Таким образом и Гегель усмотрел градацию и постепенное возвышение духа в природе, но не допустил здесь движения, реального прогресса, хотя от него можно было ждать этого.

Зато в истории Гегель подходит к Фихте и рассматривает ее, как постепенное возвышение к свободе, совершающееся во времени. Только там, где у Фихте постоянная борьба духа с недуховным, у Гегеля планомерная диалектика самого духа, себя самого преодолевающего, из себя развертывающегося.

Сопоставим коротко философию, истории Гегеля в ее главнейших принципах с основными принципами Маркс-Энгельсовской философии истории.

Прежде всего эволюция природы есть реальный процесс для марксизма, принимающего в области естествознания современный эволюционизм Дарвина, Спенсера и т. п.; высшие ступени действительно и реально порождаются низшими. Также и в истории человечества.

У Гегеля неисследимый дух сам носит в себе закон своего развития — диалектику понятия; у Маркса история есть конкретная борьба человеческих групп с природою и между собою. Двигателем истории является борьба классов, быт которых, взаимоотношение, силы определяются степенью власти человека над природой, изменениями его производительных сил и с тем вместе способов производства.

Если введение реального момента (методы и орудия производства и их эволюция) уже значительно изменяет характер философии истории, то введение понятия классовой борьбы, или, вернее, установление наличности этого факта, еще более изменяет весь характер миросозерцания.

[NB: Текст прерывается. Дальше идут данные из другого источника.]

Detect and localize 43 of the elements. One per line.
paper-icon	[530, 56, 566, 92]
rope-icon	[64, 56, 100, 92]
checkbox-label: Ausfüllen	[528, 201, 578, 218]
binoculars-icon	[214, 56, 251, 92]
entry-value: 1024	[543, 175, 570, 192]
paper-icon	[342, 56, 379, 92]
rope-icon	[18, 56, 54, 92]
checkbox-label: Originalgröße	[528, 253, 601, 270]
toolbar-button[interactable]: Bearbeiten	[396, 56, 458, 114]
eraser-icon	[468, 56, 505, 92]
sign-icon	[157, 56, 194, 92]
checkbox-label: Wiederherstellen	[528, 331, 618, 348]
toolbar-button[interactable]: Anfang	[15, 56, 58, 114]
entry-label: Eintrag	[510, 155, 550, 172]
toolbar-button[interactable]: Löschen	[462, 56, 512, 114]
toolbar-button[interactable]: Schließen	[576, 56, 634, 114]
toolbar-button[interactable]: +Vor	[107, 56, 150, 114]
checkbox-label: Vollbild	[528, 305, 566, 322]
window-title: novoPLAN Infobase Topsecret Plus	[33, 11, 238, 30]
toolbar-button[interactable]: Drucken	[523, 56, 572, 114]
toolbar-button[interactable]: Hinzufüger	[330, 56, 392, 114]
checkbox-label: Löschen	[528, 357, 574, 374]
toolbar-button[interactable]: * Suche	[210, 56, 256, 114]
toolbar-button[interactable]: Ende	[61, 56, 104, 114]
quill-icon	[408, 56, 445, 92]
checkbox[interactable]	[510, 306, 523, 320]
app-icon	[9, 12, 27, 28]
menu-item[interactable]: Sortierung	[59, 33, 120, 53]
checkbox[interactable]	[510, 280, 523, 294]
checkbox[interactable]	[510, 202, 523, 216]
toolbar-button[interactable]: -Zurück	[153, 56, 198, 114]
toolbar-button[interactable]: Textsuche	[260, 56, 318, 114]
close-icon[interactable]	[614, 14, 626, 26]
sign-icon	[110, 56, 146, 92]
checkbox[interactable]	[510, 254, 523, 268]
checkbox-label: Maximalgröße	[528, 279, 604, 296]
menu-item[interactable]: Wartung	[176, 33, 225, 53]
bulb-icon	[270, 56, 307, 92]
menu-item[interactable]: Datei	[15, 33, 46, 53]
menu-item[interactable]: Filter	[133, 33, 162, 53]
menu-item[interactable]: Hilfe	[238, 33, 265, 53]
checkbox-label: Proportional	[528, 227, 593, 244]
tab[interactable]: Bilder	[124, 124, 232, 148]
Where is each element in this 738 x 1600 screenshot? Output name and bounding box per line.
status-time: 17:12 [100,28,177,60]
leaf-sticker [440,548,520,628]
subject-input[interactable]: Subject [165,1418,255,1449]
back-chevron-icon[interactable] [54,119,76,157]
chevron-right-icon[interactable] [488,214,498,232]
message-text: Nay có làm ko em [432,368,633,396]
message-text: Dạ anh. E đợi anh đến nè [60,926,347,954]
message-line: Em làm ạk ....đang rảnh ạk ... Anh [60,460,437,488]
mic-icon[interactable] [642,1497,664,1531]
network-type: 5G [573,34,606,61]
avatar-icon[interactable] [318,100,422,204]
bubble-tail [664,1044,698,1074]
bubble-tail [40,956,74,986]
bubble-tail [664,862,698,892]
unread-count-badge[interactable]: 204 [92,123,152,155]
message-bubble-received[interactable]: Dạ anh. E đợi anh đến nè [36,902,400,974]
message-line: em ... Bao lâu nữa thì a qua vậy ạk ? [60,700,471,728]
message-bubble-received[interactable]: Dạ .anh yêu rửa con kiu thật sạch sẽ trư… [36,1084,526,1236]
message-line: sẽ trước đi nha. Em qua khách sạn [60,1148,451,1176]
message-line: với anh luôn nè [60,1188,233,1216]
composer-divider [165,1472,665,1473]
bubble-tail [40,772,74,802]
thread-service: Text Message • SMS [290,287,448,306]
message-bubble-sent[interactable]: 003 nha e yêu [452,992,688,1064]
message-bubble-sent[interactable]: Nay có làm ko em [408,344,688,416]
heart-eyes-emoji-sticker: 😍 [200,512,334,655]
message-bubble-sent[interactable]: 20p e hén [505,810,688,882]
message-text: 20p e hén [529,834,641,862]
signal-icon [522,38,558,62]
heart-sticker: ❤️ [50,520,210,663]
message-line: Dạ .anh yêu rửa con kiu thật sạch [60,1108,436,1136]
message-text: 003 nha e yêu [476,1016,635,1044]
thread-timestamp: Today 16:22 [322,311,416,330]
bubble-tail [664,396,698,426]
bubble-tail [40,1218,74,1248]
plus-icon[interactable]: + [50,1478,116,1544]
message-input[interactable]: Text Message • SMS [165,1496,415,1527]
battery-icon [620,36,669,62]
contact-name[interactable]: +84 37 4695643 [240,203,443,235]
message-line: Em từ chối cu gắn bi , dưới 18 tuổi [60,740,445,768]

Конечно, Маркс разделяет объективизм Гегеля и для него общественный строй растет, падает, сменяется новым в силу глубоких причин, изменить которых не может никакой человеческий произвол. И он высмеивает романтиков революционного субъективизма и романтиков затхлого консерватизма, По для него новое, растущее в старом, молодые силы, долженствующие разрушить ветхие рамки, антитезис — реально воплощен в людях, а именно представителях того класса, который объективным ходом вещей предуготован к господству. Движение духа превращается в реальную борьбу одной группы человеческой против другой, объективный момент — движение общества вперед — сливается с субъективным — стремлением людей активно двинуть вперед общество. Только, конечно, субъектом активности для Маркса является не «герой», а класс.

Близок марксизм к Гегелю постольку, поскольку Гегель, подобно Фихте, ставит коллектив выше индивида,

«Он воздал хвалу тем народам и тем временам, когда люди сполна отдавались великим общественным идеям, которые открывали им самое зерно бытия. В эллинизме и христианстве он видел культурные формы, из которых каждая в отдельности являла этот признак. Отдельный индивидуум не чувствовал себя здесь оторванным, отрезанным от целого, членом, он не выступал с критикой против целого, но воодушевлялся им и в нем терялся».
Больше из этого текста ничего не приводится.